Retro-relax
fot. Aino Maria V., Flickr CC

Retro-relax

Anka Herbut

Sala konsumpcyjna, klucz do ubikacji w sekretariacie, oszklone komody – w Krakowie miała miejsce kilkudniowa reanimacja kultury sety i galarety

Jeszcze 3 minuty czytania

Retro jest trendy. Gdyby to dzisiaj Mieczysław Fogg śpiewał, że się nie przejmuje, że jest un peu demode, byłaby to najlepsza forma autopromocji. Poruszamy się przecież w układzie, w którym vintage, retro-technologia, dizajn reanimujący wzory czy krój pisma sprzed czterdziestu lat i knajpy typu „seta i galareta” stanowią obecnie jedne z najciekawszych kulturowo punktów odniesienia.
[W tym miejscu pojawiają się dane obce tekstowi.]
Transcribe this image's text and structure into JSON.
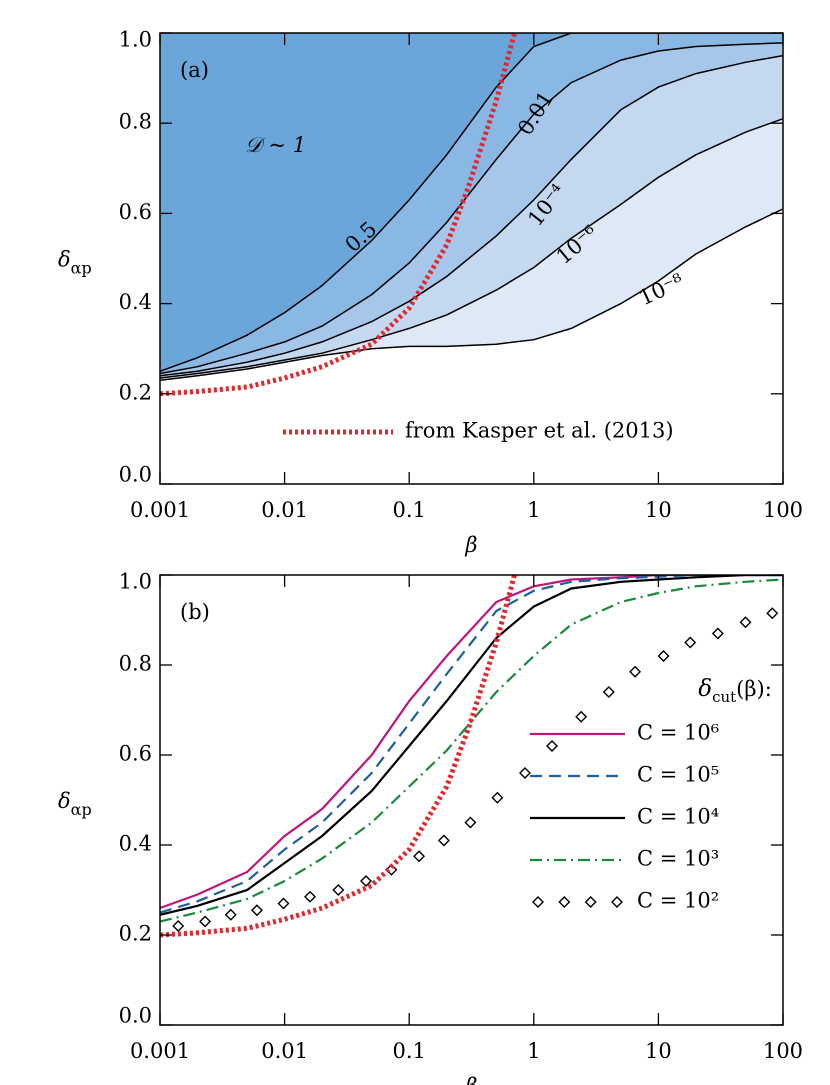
{
  "chart_data": [
    {
      "type": "contour",
      "panel_label": "(a)",
      "region_label": "𝒟 ~ 1",
      "x_label": "β",
      "y_label": {
        "main": "δ",
        "sub": "αp"
      },
      "log_x": true,
      "xlim": [
        0.001,
        100
      ],
      "ylim": [
        0,
        1
      ],
      "xticks": [
        0.001,
        0.01,
        0.1,
        1,
        10,
        100
      ],
      "yticks": [
        {
          "value": 0,
          "label": "0.0"
        },
        0.2,
        0.4,
        0.6,
        0.8,
        {
          "value": 1,
          "label": "1.0"
        }
      ],
      "x": [
        0.001,
        0.002,
        0.005,
        0.01,
        0.02,
        0.05,
        0.1,
        0.2,
        0.5,
        1,
        2,
        5,
        10,
        20,
        50,
        100
      ],
      "contours": [
        {
          "label": "0.5",
          "fill": "#6ba6da",
          "values": [
            0.25,
            0.28,
            0.33,
            0.38,
            0.44,
            0.54,
            0.63,
            0.73,
            0.88,
            0.97,
            1.0,
            1.0,
            1.0,
            1.0,
            1.0,
            1.0
          ]
        },
        {
          "label": "0.01",
          "fill": "#8ab8e4",
          "values": [
            0.245,
            0.26,
            0.29,
            0.315,
            0.35,
            0.42,
            0.49,
            0.58,
            0.72,
            0.82,
            0.89,
            0.94,
            0.96,
            0.97,
            0.975,
            0.978
          ]
        },
        {
          "label": "10⁻⁴",
          "fill": "#a6c7ea",
          "values": [
            0.24,
            0.25,
            0.27,
            0.29,
            0.315,
            0.36,
            0.405,
            0.46,
            0.55,
            0.63,
            0.72,
            0.83,
            0.88,
            0.91,
            0.935,
            0.95
          ]
        },
        {
          "label": "10⁻⁶",
          "fill": "#c4d8f0",
          "values": [
            0.235,
            0.245,
            0.26,
            0.275,
            0.29,
            0.32,
            0.345,
            0.375,
            0.43,
            0.48,
            0.545,
            0.62,
            0.68,
            0.73,
            0.78,
            0.81
          ]
        },
        {
          "label": "10⁻⁸",
          "fill": "#dfe8f6",
          "values": [
            0.23,
            0.24,
            0.255,
            0.27,
            0.285,
            0.3,
            0.305,
            0.305,
            0.31,
            0.32,
            0.345,
            0.4,
            0.45,
            0.51,
            0.57,
            0.61
          ]
        }
      ],
      "series": [
        {
          "name": "from Kasper et al. (2013)",
          "color": "#e2282e",
          "style": "dotted",
          "x": [
            0.001,
            0.002,
            0.005,
            0.01,
            0.02,
            0.05,
            0.1,
            0.2,
            0.3,
            0.5,
            0.7
          ],
          "values": [
            0.2,
            0.205,
            0.215,
            0.235,
            0.26,
            0.31,
            0.39,
            0.53,
            0.66,
            0.85,
            1.0
          ]
        }
      ],
      "legend": "lower right"
    },
    {
      "type": "line",
      "panel_label": "(b)",
      "x_label": "β",
      "y_label": {
        "main": "δ",
        "sub": "αp"
      },
      "log_x": true,
      "xlim": [
        0.001,
        100
      ],
      "ylim": [
        0,
        1
      ],
      "xticks": [
        0.001,
        0.01,
        0.1,
        1,
        10,
        100
      ],
      "yticks": [
        {
          "value": 0,
          "label": "0.0"
        },
        0.2,
        0.4,
        0.6,
        0.8,
        {
          "value": 1,
          "label": "1.0"
        }
      ],
      "x": [
        0.001,
        0.002,
        0.005,
        0.01,
        0.02,
        0.05,
        0.1,
        0.2,
        0.5,
        1,
        2,
        5,
        10,
        20,
        50,
        100
      ],
      "legend_title": {
        "main": "δ",
        "sub": "cut",
        "rest": "(β):"
      },
      "series": [
        {
          "name": "C = 10⁶",
          "color": "#c0157b",
          "style": "solid",
          "values": [
            0.26,
            0.29,
            0.34,
            0.42,
            0.48,
            0.6,
            0.72,
            0.82,
            0.94,
            0.975,
            0.99,
            0.995,
            1.0,
            1.0,
            1.0,
            1.0
          ]
        },
        {
          "name": "C = 10⁵",
          "color": "#1f5f9f",
          "style": "dashed",
          "values": [
            0.25,
            0.275,
            0.32,
            0.39,
            0.45,
            0.56,
            0.67,
            0.78,
            0.92,
            0.965,
            0.985,
            0.993,
            0.996,
            1.0,
            1.0,
            1.0
          ]
        },
        {
          "name": "C = 10⁴",
          "color": "#000000",
          "style": "solid",
          "values": [
            0.245,
            0.265,
            0.3,
            0.36,
            0.42,
            0.52,
            0.62,
            0.72,
            0.86,
            0.93,
            0.97,
            0.985,
            0.99,
            0.995,
            1.0,
            1.0
          ]
        },
        {
          "name": "C = 10³",
          "color": "#1a8a3c",
          "style": "dashdot",
          "values": [
            0.23,
            0.25,
            0.28,
            0.32,
            0.37,
            0.45,
            0.53,
            0.61,
            0.74,
            0.82,
            0.89,
            0.94,
            0.96,
            0.975,
            0.985,
            0.99
          ]
        },
        {
          "name": "C = 10²",
          "color": "#000000",
          "style": "diamond",
          "x": [
            0.0014,
            0.0023,
            0.0037,
            0.006,
            0.0098,
            0.016,
            0.027,
            0.045,
            0.072,
            0.12,
            0.19,
            0.31,
            0.51,
            0.85,
            1.4,
            2.4,
            4,
            6.5,
            11,
            18,
            30,
            50,
            82
          ],
          "values": [
            0.22,
            0.23,
            0.245,
            0.255,
            0.27,
            0.285,
            0.3,
            0.32,
            0.345,
            0.375,
            0.41,
            0.45,
            0.505,
            0.56,
            0.62,
            0.685,
            0.74,
            0.785,
            0.82,
            0.85,
            0.87,
            0.895,
            0.915
          ]
        },
        {
          "color": "#e2282e",
          "style": "dotted",
          "x": [
            0.001,
            0.002,
            0.005,
            0.01,
            0.02,
            0.05,
            0.1,
            0.2,
            0.3,
            0.5,
            0.7
          ],
          "values": [
            0.2,
            0.205,
            0.215,
            0.235,
            0.26,
            0.31,
            0.39,
            0.53,
            0.66,
            0.85,
            1.0
          ]
        }
      ],
      "legend": "lower right"
    }
  ]
}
I nie chodzi jedynie o lokalny PRL-owski sznyt, ale o globalny retro-trend. Koniec i bomba, kto nie zna pin-up i nie widział „Mad Men”, ten trąba. Psychologowie twierdzą, że kurs na retro wynika z destabilizacji, z poczucia wydłużającego się kryzysu i z potrzeby bezpieczeństwa. To z tych powodów nieświadomie sięgamy po to, co znane i lubiane, a kawa z „gruntem” i herbata w szklankach wtłoczonych w plastikowe koszyczki oraz vibovit nabierają niespodziewanego wdzięku. Retro jest jak stara widokówka wysyłana w czasy „wcześniej było lepiej” i zawsze będzie się podobać.

Festiwal Muzyka i Świat, Kraków,
22-24 marca 2013
Krakowski Festiwal Muzyka i Świat miał dotąd pięć edycji i zahaczał w tym czasie o różne rejony: od orientalnych tradycji, przez Włochy i fenomen tarantelli aż po polską muzykę ludową. W tym roku sprofilował się jednak retroaktywnie i cofnął o kilkadziesiąt lat do ery ponczu, big-beatu i potańcówek. Mniej więcej w okolice pierwszej części trylogii „Powrót do przyszłości”, w której Marty McFly odpala zaawansowany technologicznie i wyposażony w kondensator strumienia DeLorean DMC-12, żeby cofnąć się w czasie o trzydzieści lat. Podobną archeologię kulturową uprawia krakowski festiwal, jako katapulty do przeszłości używając współczesnych narzędzi: progresywni muzycy, didżeje i remikserzy pielęgnujący dawne style, imprezowe ożywianie zahibernowanych na rynku imprezowym lokali i kino z rozbudowaną warstwą muzyczną. Muzyka i Świat łączy bowiem w swojej koncepcji festiwal filmowy z festiwalem muzycznym. Dodatkowo filmową rehabilitację dawnych zwyczajów i koncertową aktywację zapomnianych sal balowych, rewii oraz kasyn wspomogła inicjatywa „Rozrywki Przyjemne i Pożyteczne”, czyli spacery kulturowe po nieistniejącym mieście i pielęgnowane w anegdotach incydenty.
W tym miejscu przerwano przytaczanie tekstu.